As it got dark, s'mores made with peanut butter cups (a truly inspired idea) were devoured around the fire as Razz entertained us with his guitar. Kids and dogs, friends and family, the old 'been-in-the-family-forever cabin by the lake' seems almost too good to be true. But it was true. And what fun to know that someday, when they are the 'old people' cocktailing around the fire that those same kids will be recreating with their families as we were, something classic, something sappy, just like the generation of oldsters before them.

A Minnesota Fish Fry
 When it came to dinner plans on Saturday it was an easy choice: a Minnesota Fish Fry. If you have never experienced this most classic of lake-country summertime meals, it is one of life's simple pleasures. Piles of fresh fish dredged in seasoned flour, then raw egg, then in your own special-recipe-crispy-coating and fried over an open fire. Traditionally served with fried potatoes and onions, I opted for something lighter.

Sweet Cornbread Salad with Lemony Herb Vinaigrette
As I pulled together the ingredients for a summery bread salad to accompany the fish, I caught sight of a loaf of cornbread. Hmm. Cornbread Salad? Why not? A huge hit and perfect accompaniment to fish.

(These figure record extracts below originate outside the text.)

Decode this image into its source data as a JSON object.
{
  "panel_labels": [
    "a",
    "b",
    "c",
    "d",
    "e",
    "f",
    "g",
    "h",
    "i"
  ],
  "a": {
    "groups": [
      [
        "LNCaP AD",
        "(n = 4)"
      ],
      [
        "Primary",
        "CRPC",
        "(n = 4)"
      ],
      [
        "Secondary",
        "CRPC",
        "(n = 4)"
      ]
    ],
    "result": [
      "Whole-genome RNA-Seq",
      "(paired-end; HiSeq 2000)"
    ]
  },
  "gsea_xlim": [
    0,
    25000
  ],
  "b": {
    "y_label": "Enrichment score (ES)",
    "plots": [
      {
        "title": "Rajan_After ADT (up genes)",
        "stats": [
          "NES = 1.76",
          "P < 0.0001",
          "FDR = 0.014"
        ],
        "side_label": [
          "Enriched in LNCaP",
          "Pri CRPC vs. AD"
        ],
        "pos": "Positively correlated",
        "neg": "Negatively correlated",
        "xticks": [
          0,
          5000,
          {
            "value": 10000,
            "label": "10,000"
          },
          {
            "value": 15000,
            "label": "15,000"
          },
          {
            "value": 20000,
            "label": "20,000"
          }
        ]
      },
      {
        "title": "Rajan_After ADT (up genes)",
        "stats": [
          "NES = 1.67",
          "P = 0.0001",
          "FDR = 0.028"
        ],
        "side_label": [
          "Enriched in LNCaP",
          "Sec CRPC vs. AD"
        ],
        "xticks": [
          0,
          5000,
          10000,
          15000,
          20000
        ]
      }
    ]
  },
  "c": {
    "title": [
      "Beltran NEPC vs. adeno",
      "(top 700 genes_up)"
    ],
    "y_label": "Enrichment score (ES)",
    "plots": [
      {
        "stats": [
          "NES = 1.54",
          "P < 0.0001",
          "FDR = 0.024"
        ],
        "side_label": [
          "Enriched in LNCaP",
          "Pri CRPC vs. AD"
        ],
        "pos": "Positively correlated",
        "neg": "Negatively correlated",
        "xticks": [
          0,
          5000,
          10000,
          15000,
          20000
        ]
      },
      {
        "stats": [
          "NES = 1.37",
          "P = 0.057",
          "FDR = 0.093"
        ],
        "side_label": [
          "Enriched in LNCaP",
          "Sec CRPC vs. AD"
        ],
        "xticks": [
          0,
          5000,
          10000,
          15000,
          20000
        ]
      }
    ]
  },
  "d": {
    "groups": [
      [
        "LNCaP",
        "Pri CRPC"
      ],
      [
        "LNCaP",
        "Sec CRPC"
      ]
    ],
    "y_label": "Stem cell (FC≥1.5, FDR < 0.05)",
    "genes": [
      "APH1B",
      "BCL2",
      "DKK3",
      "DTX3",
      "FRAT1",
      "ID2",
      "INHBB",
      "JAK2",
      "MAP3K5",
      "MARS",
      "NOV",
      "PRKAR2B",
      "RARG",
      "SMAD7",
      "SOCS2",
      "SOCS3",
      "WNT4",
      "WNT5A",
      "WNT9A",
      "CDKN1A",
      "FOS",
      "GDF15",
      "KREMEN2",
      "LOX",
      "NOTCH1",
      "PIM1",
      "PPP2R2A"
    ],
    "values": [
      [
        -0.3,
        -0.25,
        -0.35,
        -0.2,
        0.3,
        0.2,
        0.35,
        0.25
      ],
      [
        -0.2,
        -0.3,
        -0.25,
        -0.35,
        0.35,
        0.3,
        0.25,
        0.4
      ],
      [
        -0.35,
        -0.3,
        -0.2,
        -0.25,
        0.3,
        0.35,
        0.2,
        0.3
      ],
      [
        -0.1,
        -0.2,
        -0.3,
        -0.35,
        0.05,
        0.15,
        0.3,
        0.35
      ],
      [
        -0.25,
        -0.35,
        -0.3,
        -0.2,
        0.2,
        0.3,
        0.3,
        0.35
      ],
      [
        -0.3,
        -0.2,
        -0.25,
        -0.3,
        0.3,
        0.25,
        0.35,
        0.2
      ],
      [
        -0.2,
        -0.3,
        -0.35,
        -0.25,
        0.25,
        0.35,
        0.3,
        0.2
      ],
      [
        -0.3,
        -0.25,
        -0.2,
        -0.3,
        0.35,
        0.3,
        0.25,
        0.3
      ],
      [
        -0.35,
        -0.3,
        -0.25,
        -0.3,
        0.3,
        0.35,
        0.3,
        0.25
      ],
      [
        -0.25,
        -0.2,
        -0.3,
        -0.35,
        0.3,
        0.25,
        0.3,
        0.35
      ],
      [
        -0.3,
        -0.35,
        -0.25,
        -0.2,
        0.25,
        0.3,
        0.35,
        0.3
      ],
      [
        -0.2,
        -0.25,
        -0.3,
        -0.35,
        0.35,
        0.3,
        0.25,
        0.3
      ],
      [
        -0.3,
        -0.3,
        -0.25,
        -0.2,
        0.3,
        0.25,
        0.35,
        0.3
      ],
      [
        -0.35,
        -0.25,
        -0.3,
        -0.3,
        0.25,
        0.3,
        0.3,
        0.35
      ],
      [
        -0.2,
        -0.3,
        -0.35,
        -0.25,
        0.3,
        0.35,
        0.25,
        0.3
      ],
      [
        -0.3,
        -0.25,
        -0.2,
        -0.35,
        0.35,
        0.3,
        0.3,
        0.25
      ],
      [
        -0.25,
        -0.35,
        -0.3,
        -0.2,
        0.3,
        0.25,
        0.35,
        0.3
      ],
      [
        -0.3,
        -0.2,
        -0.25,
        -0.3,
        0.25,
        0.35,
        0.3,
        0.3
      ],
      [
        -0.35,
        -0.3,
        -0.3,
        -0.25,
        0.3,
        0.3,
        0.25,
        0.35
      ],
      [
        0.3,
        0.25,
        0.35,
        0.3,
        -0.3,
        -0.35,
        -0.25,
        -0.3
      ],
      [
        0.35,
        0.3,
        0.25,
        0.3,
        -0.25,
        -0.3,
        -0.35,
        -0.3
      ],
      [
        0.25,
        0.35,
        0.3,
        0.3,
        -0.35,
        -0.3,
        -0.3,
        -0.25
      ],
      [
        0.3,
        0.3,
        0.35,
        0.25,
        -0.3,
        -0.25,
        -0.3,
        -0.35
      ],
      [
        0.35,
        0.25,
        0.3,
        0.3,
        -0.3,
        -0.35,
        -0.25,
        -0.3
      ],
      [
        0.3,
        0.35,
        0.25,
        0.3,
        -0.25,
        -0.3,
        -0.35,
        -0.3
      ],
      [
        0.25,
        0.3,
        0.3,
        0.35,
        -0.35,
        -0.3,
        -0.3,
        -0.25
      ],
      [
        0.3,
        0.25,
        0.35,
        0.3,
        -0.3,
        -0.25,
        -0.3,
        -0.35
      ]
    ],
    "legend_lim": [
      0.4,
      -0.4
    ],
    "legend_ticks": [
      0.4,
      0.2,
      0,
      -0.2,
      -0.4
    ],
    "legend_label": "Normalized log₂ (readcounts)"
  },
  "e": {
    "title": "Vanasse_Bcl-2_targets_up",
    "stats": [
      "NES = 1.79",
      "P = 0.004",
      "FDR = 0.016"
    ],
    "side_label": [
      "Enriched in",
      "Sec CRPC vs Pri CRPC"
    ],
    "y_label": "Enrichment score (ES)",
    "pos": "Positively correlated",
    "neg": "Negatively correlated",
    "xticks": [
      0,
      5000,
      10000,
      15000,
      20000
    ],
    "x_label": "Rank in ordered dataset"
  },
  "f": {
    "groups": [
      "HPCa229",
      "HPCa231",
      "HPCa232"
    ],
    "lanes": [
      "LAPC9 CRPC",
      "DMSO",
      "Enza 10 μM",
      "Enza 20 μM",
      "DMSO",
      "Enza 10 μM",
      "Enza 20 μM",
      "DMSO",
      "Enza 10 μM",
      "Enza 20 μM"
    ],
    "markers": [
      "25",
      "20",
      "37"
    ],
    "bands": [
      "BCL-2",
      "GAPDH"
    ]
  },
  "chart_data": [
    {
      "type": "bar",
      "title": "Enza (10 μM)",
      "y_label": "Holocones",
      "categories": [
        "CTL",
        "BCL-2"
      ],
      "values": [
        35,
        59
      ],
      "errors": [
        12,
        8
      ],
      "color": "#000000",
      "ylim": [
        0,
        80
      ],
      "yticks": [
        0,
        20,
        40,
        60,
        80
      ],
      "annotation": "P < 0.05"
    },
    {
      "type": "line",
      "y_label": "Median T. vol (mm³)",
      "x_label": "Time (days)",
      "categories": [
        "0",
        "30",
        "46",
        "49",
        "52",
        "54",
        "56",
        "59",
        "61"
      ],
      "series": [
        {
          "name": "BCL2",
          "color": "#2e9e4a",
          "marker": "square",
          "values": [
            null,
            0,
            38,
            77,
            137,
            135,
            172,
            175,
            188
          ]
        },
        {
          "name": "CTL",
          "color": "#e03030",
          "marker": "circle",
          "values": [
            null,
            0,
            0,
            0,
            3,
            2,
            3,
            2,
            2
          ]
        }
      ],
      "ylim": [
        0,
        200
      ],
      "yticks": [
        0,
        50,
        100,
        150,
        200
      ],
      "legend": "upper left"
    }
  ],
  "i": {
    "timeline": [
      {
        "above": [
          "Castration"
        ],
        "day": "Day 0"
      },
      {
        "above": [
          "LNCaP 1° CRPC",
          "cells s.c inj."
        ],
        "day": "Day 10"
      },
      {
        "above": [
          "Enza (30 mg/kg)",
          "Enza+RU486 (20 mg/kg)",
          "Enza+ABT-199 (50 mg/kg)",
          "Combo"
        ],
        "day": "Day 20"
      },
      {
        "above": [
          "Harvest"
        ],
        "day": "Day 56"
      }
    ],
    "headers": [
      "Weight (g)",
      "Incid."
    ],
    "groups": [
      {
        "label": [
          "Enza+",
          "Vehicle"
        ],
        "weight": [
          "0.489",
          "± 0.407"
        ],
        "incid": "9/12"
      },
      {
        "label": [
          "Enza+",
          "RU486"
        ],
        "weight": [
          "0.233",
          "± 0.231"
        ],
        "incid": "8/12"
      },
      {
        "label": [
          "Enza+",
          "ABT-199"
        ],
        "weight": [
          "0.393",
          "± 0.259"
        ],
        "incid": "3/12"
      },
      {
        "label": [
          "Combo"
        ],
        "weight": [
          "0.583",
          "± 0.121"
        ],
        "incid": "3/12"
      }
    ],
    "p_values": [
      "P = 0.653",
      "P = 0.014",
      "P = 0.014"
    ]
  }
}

1 ear Sweet Corn, fresh cut and oven roasted (or frozen, thawed)
¼ c Celery, chopped
¼ c Red Onion, thin sliced
6 large leaves Fresh Basil, julienne cut
½ c Cucumber, diced
1 c Cherry Tomatoes, halved
Salad Girl Lemony Herb Dressing (see notes)
3 -4 oz. Goat Cheese, crumbled
1 loaf cornbread, torn into bite size pieces
Romaine Lettuce, chopped

Place chopped romaine on a large platter.

Cut the corn from the cob, lay on a cookie sheet and oven roast at 350 degrees until it just begins to brown. Watch carefully. Cool and place into a large bowl. (Alternately, steam corn lightly and cool).

Add celery, red onion, basil, cucumbers and tomatoes to bowl with corn and toss well. Add Salad Girl dressing and mix to coat (use ample dressing). Add the crumbled goat cheese and cornbread pieces and toss again. Pour mixture over romaine and serve.

Sweet Cornbread Salad with Salad Girl Lemony Vinaigrette Dressing

Recipe Notes
  • This would also be great with the addition of black beans, bacon, avocados and chili peppers in a chili-lime dressing. Experiment!
  • Salad Girl is an organic, gluten-free salad dressing line made in Minnesota by my good friends Pam and Jim Powell. Now available in most of the U.S.
  • And those s'mores made with Reeses peanut butter cups? Crazy good. But what about slicing fun size Snickers in half too? Or using Nestles Crunch Bars? This could be dangerous.